Akibatnya, syariat poligami yang mulia ini dipandang buruk oleh manusia. Secara panjang lebar kita bisa memaparkan tentang poligami karena kitab-kitab ulama telah menerangkannya. Akan tetapi, yang menjadi masalah mungkin pengamalan kita sendiri atau pasangan kita, istri-istri kita. Sudahkah kita dan mereka benar-benar menerima, tunduk, dan mengamalkannya dengan benar dan sesuai dengan tuntunan? Wallahul musta’an.

Namun, amanat tetaplah amanat. Ia harus ditunaikan sesuai dengan kemampuan, terlepas dari pengamalan keseharian kami sebagai hamba yang lemah, banyak kelalaian dan kealpaan. Wallahul musta’an wa waffaqaniyallahu ilash shawab wal ‘amal bihi.
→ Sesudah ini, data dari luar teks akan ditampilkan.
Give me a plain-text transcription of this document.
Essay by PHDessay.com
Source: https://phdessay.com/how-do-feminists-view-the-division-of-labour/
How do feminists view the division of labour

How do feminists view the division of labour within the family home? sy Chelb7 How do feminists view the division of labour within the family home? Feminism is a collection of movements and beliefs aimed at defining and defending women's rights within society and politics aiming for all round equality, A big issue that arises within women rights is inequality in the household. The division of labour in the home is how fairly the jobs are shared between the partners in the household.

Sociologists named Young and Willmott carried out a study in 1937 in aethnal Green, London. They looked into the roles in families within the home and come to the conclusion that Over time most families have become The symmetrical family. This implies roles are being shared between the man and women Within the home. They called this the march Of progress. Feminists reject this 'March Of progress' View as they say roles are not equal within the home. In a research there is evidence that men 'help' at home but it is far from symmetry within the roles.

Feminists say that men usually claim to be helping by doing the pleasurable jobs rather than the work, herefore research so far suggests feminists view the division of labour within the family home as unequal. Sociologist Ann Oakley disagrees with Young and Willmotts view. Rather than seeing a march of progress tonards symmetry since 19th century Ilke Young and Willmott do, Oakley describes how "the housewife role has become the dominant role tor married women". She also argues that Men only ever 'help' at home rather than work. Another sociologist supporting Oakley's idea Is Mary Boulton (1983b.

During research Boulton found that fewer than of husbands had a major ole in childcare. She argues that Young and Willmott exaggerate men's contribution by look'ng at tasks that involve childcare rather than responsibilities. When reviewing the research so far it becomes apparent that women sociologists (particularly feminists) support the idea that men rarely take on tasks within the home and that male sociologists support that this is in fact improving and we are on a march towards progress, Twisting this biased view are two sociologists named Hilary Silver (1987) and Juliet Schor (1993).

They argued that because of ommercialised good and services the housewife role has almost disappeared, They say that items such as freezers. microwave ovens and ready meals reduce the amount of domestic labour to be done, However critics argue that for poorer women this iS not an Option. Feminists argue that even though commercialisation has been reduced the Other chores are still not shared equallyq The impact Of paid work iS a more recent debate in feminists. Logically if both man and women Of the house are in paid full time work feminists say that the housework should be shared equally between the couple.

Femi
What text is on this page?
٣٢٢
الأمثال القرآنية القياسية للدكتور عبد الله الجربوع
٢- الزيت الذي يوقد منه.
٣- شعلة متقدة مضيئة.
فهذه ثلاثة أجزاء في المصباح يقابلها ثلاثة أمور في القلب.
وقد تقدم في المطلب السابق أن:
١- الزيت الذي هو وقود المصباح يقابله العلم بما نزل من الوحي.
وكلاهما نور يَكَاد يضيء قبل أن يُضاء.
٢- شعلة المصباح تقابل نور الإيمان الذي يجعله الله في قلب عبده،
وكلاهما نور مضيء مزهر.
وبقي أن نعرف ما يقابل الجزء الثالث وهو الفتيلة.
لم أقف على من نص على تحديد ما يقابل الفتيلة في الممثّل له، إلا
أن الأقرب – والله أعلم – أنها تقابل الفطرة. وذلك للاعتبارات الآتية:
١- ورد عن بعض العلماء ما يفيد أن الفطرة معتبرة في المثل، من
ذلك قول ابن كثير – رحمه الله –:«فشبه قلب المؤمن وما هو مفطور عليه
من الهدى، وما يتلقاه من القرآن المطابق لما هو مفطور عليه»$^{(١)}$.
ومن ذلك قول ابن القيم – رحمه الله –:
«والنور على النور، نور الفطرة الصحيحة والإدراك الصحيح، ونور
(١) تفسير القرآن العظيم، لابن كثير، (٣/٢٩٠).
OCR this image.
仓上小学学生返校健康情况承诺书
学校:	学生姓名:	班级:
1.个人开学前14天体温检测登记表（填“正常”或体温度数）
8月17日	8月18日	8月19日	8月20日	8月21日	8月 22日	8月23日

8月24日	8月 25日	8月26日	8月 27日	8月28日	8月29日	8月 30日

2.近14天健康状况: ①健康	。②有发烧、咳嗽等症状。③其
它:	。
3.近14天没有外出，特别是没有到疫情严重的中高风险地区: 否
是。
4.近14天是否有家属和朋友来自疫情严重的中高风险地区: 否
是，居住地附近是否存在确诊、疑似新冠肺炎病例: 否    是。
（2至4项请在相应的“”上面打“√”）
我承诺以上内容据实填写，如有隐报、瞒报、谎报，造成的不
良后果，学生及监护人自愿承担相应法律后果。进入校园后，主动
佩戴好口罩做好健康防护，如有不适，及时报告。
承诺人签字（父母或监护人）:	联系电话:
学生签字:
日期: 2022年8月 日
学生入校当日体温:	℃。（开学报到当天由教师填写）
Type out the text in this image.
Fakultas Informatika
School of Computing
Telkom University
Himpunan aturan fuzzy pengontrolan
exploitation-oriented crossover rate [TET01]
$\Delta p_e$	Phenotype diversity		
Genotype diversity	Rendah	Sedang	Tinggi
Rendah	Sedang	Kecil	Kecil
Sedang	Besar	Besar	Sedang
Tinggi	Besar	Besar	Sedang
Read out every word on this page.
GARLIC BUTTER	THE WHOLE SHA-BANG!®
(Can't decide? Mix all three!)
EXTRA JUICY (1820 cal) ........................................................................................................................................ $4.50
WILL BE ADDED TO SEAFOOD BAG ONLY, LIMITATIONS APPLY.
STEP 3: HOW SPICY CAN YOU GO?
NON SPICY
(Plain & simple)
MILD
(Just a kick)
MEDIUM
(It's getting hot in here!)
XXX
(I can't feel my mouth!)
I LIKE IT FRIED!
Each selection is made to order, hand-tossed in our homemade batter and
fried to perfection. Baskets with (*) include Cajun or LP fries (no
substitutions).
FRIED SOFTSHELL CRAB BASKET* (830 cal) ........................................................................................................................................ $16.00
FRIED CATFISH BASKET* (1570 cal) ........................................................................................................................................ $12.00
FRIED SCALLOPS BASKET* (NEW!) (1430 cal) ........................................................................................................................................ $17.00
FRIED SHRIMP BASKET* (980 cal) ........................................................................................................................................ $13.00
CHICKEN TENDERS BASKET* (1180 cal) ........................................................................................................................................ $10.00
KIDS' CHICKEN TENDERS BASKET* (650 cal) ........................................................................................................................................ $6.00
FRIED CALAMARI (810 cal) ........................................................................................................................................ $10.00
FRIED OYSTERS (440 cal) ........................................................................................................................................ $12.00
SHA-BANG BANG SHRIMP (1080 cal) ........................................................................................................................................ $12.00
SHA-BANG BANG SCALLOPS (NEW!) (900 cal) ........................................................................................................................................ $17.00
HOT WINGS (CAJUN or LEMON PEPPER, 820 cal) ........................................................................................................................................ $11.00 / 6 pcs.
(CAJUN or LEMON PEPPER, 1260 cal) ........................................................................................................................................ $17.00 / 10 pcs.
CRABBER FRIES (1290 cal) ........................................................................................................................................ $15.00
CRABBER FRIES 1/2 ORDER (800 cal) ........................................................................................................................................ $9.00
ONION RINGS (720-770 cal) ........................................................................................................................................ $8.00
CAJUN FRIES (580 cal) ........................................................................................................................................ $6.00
Apa yang kami paparkan di sini bukanlah hasil dan kesimpulan dari pikiran dan pengamalan kami pribadi, atau hasil pengalaman seorang praktisi/ pakar ahli yang sudah berpengalaman dalam masalah ini, nastaghfiruka ya Rabbi wa natubu ilaika. Kami semata-mata menukilkan dari Kitabullah dan hadits Rasulullah Shallallahu ‘alaihi wasallam, serta menyusun kembali dari ilmu para ulama yang merupakan pewaris ilmu beliau Shallallahu ‘alaihi wasallam.

Dari sini, kami mengajak diri kami, keluarga kami, dan segenap kaum muslimin untuk becermin dari penjelasan ilmu yang syar’i, guna mengamalkannya dan memperbaiki amalan. Kita tengadahkan tangan, memohon taufik dari Allah Subhanahu wata’ala. La haula wa la quwwata illa billah.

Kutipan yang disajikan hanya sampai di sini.